The first beta of Opera 10.60 was released only two weeks ago, and on Thursday it graduates to a wide release and sheds its beta tag. Opera 10.60 for Windows, Mac, and Linux incorporates security enhancements provided by popular freeware antivirus vendor AVG, improves performance, adds further HTML5 compatibility, and makes a minor but noticeable tweak to the browser interface.

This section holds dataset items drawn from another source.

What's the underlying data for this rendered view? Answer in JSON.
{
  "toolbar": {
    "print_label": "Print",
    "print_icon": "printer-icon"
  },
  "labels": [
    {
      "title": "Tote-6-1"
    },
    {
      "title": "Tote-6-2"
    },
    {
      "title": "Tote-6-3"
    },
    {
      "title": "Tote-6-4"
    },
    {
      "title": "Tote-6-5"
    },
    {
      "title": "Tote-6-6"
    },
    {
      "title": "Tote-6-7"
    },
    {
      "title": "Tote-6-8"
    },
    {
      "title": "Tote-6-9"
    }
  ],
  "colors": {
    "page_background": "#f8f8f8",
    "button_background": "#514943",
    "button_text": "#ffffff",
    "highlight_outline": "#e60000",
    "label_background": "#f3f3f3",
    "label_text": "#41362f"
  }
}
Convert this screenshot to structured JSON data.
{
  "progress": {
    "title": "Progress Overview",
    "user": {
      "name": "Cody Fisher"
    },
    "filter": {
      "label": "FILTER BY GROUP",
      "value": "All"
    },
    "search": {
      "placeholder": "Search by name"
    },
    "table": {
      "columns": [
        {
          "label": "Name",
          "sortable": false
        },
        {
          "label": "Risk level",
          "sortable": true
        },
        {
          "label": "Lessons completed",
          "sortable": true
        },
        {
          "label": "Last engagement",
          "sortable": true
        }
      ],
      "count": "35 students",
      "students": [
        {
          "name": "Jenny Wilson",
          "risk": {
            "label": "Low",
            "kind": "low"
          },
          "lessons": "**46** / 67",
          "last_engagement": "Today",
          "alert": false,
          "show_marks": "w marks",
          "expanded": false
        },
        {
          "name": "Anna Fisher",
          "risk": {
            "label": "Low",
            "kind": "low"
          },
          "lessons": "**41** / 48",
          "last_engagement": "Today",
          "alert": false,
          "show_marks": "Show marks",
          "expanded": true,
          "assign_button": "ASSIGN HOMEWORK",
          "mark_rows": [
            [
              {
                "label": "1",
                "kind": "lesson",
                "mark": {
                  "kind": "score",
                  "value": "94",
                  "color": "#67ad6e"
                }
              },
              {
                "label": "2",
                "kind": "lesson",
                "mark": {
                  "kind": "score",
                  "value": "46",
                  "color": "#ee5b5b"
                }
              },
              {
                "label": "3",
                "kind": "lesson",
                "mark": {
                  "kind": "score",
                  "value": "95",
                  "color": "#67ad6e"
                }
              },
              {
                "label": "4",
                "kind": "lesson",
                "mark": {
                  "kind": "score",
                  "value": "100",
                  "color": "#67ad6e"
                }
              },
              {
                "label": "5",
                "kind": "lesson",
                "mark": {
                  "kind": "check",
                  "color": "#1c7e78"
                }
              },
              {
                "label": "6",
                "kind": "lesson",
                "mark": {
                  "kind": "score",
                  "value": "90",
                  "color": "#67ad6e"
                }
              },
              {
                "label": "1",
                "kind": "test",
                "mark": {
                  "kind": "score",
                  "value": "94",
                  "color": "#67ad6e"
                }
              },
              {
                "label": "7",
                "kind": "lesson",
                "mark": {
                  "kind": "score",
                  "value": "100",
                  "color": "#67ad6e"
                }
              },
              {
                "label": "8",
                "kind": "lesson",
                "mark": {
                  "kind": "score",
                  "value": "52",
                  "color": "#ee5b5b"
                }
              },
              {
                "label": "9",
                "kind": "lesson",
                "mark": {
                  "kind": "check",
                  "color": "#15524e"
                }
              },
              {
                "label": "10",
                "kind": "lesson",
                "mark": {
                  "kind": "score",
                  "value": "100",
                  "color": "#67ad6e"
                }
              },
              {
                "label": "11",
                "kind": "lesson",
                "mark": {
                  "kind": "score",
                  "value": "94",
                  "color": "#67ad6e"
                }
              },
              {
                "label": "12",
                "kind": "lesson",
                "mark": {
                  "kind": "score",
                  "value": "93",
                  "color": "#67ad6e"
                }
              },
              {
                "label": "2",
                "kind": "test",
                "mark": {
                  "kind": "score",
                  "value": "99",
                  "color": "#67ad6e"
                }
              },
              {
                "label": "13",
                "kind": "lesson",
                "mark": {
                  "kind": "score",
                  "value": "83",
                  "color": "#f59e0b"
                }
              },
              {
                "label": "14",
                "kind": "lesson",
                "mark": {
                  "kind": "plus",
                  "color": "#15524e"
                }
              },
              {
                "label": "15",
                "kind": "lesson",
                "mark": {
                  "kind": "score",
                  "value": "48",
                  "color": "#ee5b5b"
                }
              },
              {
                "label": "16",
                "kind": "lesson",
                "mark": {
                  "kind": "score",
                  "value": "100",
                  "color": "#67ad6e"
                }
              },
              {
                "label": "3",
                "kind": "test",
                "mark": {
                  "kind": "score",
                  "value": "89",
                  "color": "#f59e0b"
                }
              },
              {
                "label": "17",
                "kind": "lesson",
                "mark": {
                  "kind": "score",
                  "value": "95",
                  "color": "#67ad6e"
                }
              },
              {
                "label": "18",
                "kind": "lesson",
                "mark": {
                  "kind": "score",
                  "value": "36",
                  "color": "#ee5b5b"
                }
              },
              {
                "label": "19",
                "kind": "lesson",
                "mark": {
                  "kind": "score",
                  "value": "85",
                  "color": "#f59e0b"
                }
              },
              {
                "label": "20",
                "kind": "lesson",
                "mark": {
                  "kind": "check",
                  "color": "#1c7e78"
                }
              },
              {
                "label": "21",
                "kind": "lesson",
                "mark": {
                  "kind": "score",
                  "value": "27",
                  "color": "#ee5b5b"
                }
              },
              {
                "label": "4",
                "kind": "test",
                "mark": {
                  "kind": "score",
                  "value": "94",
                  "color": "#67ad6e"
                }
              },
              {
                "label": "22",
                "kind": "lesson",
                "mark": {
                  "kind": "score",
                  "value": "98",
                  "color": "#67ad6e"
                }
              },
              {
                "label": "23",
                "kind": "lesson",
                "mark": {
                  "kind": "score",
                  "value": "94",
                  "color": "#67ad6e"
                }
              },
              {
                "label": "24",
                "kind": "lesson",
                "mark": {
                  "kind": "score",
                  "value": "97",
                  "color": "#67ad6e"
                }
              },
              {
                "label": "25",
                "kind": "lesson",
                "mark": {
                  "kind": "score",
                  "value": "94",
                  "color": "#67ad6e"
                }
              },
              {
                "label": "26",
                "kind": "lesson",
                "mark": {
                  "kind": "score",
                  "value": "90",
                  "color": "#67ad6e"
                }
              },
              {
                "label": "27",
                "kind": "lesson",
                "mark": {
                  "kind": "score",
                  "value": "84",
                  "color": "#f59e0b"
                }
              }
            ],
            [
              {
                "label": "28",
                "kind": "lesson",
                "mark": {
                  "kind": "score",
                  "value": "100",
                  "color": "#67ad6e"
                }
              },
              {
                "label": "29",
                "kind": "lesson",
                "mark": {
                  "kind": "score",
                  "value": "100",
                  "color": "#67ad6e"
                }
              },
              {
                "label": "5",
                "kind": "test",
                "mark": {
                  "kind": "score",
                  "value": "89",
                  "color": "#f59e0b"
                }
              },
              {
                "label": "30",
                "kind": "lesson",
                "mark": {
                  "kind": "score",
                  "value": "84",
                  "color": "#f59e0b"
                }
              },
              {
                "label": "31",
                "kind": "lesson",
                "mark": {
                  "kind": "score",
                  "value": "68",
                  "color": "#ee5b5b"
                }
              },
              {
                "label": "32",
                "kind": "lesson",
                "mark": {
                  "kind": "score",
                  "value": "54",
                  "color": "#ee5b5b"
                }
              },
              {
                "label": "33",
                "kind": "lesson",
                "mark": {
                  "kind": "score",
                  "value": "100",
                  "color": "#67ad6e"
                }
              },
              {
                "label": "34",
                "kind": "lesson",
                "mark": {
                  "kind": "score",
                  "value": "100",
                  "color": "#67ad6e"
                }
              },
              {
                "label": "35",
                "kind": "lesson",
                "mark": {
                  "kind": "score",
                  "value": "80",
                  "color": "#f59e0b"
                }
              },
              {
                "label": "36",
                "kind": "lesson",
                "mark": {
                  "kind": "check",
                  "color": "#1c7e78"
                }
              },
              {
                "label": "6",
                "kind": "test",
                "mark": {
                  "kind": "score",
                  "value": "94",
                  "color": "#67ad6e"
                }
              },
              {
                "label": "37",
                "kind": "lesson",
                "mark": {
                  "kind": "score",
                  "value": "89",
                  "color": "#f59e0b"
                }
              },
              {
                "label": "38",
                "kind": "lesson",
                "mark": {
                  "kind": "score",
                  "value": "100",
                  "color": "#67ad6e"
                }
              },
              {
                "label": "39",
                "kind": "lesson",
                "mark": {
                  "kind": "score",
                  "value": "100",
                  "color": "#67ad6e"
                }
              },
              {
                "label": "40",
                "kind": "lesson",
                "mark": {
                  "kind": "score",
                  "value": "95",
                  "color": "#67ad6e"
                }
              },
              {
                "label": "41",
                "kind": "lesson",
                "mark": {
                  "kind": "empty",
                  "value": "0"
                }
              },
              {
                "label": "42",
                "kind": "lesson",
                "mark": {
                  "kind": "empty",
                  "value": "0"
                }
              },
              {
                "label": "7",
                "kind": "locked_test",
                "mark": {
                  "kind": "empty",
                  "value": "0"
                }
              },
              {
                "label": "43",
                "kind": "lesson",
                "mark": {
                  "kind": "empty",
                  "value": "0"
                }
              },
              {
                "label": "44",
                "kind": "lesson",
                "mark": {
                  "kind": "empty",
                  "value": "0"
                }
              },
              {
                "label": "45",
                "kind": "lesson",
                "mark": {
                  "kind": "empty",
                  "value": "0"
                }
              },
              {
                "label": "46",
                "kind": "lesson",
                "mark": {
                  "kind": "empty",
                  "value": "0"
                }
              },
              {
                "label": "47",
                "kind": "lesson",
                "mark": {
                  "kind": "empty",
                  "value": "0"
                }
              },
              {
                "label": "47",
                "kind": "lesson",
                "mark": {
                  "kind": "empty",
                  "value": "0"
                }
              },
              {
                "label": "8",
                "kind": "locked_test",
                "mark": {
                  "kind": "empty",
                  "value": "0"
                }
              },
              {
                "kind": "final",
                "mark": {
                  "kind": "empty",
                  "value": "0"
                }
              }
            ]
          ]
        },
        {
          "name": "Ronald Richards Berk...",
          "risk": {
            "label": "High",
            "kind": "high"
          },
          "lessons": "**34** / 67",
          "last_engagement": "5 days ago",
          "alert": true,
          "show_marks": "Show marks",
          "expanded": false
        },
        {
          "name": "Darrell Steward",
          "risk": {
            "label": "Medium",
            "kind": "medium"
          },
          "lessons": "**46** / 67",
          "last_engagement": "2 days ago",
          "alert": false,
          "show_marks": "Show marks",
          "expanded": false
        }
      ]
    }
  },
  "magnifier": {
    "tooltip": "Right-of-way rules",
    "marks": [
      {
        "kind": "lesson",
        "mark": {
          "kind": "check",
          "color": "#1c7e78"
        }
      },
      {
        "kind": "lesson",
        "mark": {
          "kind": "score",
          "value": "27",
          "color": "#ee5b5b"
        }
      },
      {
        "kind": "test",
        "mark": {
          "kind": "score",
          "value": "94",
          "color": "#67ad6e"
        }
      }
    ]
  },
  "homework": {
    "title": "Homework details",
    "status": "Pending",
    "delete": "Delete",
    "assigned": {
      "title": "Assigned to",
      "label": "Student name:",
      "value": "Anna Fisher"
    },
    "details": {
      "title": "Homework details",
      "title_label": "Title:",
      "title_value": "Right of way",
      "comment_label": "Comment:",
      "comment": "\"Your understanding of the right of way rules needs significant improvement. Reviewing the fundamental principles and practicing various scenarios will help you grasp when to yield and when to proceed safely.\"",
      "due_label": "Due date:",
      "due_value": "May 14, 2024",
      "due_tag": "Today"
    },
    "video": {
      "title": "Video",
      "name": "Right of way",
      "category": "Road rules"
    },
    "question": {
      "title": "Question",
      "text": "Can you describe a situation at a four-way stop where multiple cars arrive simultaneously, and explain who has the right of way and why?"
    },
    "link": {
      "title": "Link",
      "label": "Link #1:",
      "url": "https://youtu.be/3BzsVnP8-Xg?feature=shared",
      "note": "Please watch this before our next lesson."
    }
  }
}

Opera users will now encounter this warning page when they try to load sites that have been identified by AVG's real-time detector as malicious.
Opera users will now encounter this warning page when they try to load sites that have been identified by AVG's real-time detector as malicious. (Credit: Screenshot by Seth Rosenblatt/CNET)

The new security feature indicates that while Chrome and Firefox are looking to further isolate plug-ins and add-ons, Opera hopes to address the immediate threat from malware-infected Web sites. Opera now comes with AVG's real-time Web threat data feed built in. What this means is that when you encounter a page that's been detected by the AVG network to be malicious, you'll see the warning instead. The network is fed by data supplied anonymously by 51 million AVG users from around the world.

According to AVG's press release, the feature uses multiple techniques to protect users. It uses exploit signatures to detect sites serving drive-by downloads, the AVG Online Shield and contextual analysis to detect social engineering scam-driven viruses, and reputation lists for safeguarding against malicious domains and URLs.

Opera is also claiming the same dramatic performance improvements in version 10.60 as it did in the beta, saying that the browser is 50 percent faster than the previous version using the Peacekeeper test. CNET tests performed on the beta showed it closer to 33 percent faster on that test, which is still a massive improvement, but only 5.6 percent faster on the SunSpider JavaScript test.

Version 10.60 supports several nascent HTML5 features, including the next-generation video and audio codec WebM, geolocation compatibility, Web Workers, and App Cache. This update places Opera at or very close to parity with beta and development versions of Chrome and Firefox. Opera has also created an HTML5-geolocation-powered map showing real-time downloads and active users of Opera.

In other changes, Bing finally makes it onto Opera's default search options list, and Opera has tweaked the "O" logo menu that debuted in Opera 10.5 by adding the word "menu" to clarify what it's for. The Windows changelog, Mac changelog, and Linux changelog are available at the Opera Web site.